Constructing a persona is directly linked to my sexuality. Whilst I became aware of my sexuality this also came about with being victim of violence which resulted in me developing a phobia of men. This fear was coupled with the prospect of adolescence therefore to counteract this I manipulated my body image from starving to decrease my muscle growth to constructing an image through clothes. By avoiding thoughts about adolescence it seems to me that I am relinquishing the responsibilities of becoming a man including sexual. I am compelled to dress as a young boy because at once I am seeking a woman’s attention to protect me from men, and also to attract older men. It also serves a purpose at confronting my anxiety, in which dressing publicly as a boy I know why individuals are gazing at me. I can control where and why someone is observing me, in doing so it alleviates the anxiety I would experience in a socially engaged environment or space. Ultimately the ‘Orange Boy’ found solution to neutralise trauma.

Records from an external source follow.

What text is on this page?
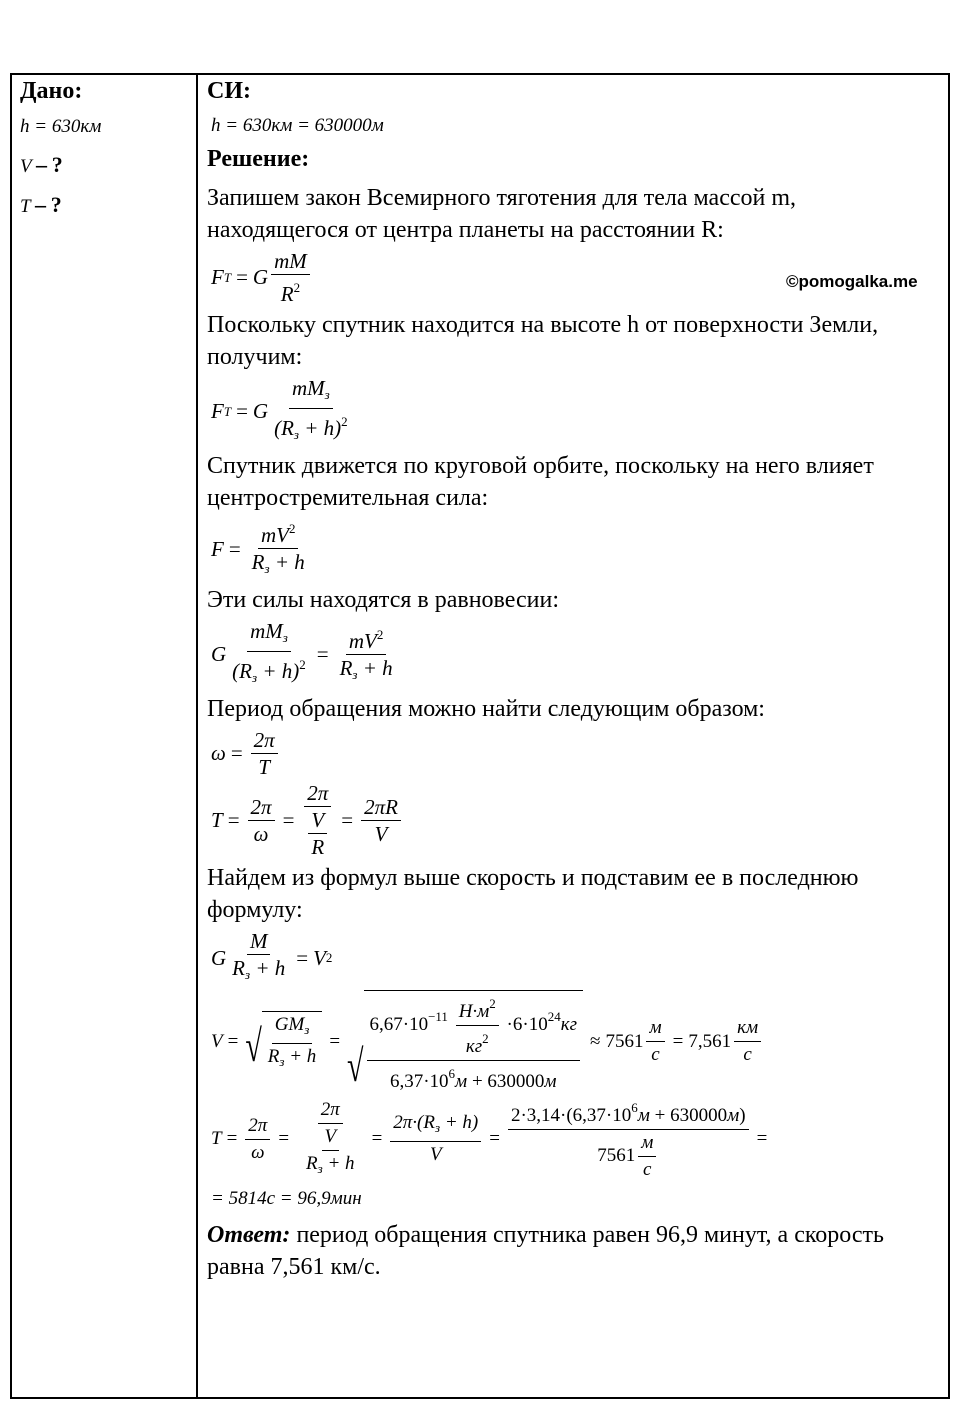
Дано:
h = 630км
V – ?
T – ?
СИ:
h = 630км = 630000м
Решение:
Запишем закон Всемирного тяготения для тела массой m, находящегося от центра планеты на расстоянии R:
F T = G $\frac{mM}{R^2}$
Поскольку спутник находится на высоте h от поверхности Земли, получим:
F T = G $\frac{mM_з}{(R_з + h)^2}$
Спутник движется по круговой орбите, поскольку на него влияет центростремительная сила:
$F = \frac{mV^2}{R_з + h}$
Эти силы находятся в равновесии:
G $\frac{mM_з}{(R_з + h)^2} = \frac{mV^2}{R_з + h}$
Период обращения можно найти следующим образом:
$\omega = \frac{2\pi}{T}$
$T = \frac{2\pi}{\omega} = \frac{2\pi}{\frac{V}{R}} = \frac{2\pi R}{V}$
Найдем из формул выше скорость и подставим ее в последнюю формулу:
G $\frac{M}{R_з + h} = V$ 2
V = √ $\frac{GM_з}{R_з + h}$ =
√ $\frac{6,67\cdot 10^{-11} \frac{Н\cdot м^2}{кг^2} \cdot 6\cdot 10^{24}кг}{6,37\cdot 10^6м + 630000м} \approx 7561 \frac{м}{с} = 7,561 \frac{км}{с}$
$T = \frac{2\pi}{\omega} = \frac{2\pi}{\frac{V}{R_з + h}} = \frac{2\pi\cdot(R_з + h)}{V} = \frac{2\cdot 3,14\cdot(6,37\cdot 10^6м + 630000м)}{7561 \frac{м}{с}}$ =
= 5814с = 96,9мин
Ответ: период обращения спутника равен 96,9 минут, а скорость равна 7,561 км/с.
©pomogalka.me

BASILDON BOYS#2 Homage to John Mitchum
This land of broken promises … where gamins dreaming of being soadgers still, of no maternal cherishes: Ask why I’ve not left her?… Have they seen an orche flume wheat summer haze, stood amongst, embraced, the touch thermal catatonic babes? Have they cruised down boulevard concrete lanes, or rode through fuschia plumes drifting across abandoned days?
This thwarted nursery … where ethanolic preaching tribal juveniles parade astute: Do you pity their domestic armours or silver allures and crystal shut knives, Or applaud as the midnight blue guardian’s brigade arrive? Does the call for salvation make you tremble as you feel their fear? Do you look with compassion as abdomens rupture bloom near?
This plain of infantile waste … where monetary misery floods the reveries of tar fractured liquored plateaus: Have they sensed the hyped hash infused plashets, Or felt the presence of corpses fear pass their way? Do they pray for their loves as we rush to their crimson seas, or do we dream under the dawn starling choirs in our struggles to be free? Where once men once boys braved a landscape decayed and divine, so do you think of them as they have their future denied?
This faux marble paradise … where mothers weep for once lonesome cherubs but graveyards stones and jewels. Does the word affection mean but none to you? Does his image make you warm? Do you shed tears when you see the metallic gleams of shrines upon horizons new?
Ask me why I’ve not left her? She always had time for me – But what life is this, a careless, yet passioned reckless wild youth. I’ve sensed what bared, versed in loss, now seek truest tenders fair.
This is the formidable loss in the realm of the newtown blues – the Basildon Boys, how now, they perform for you.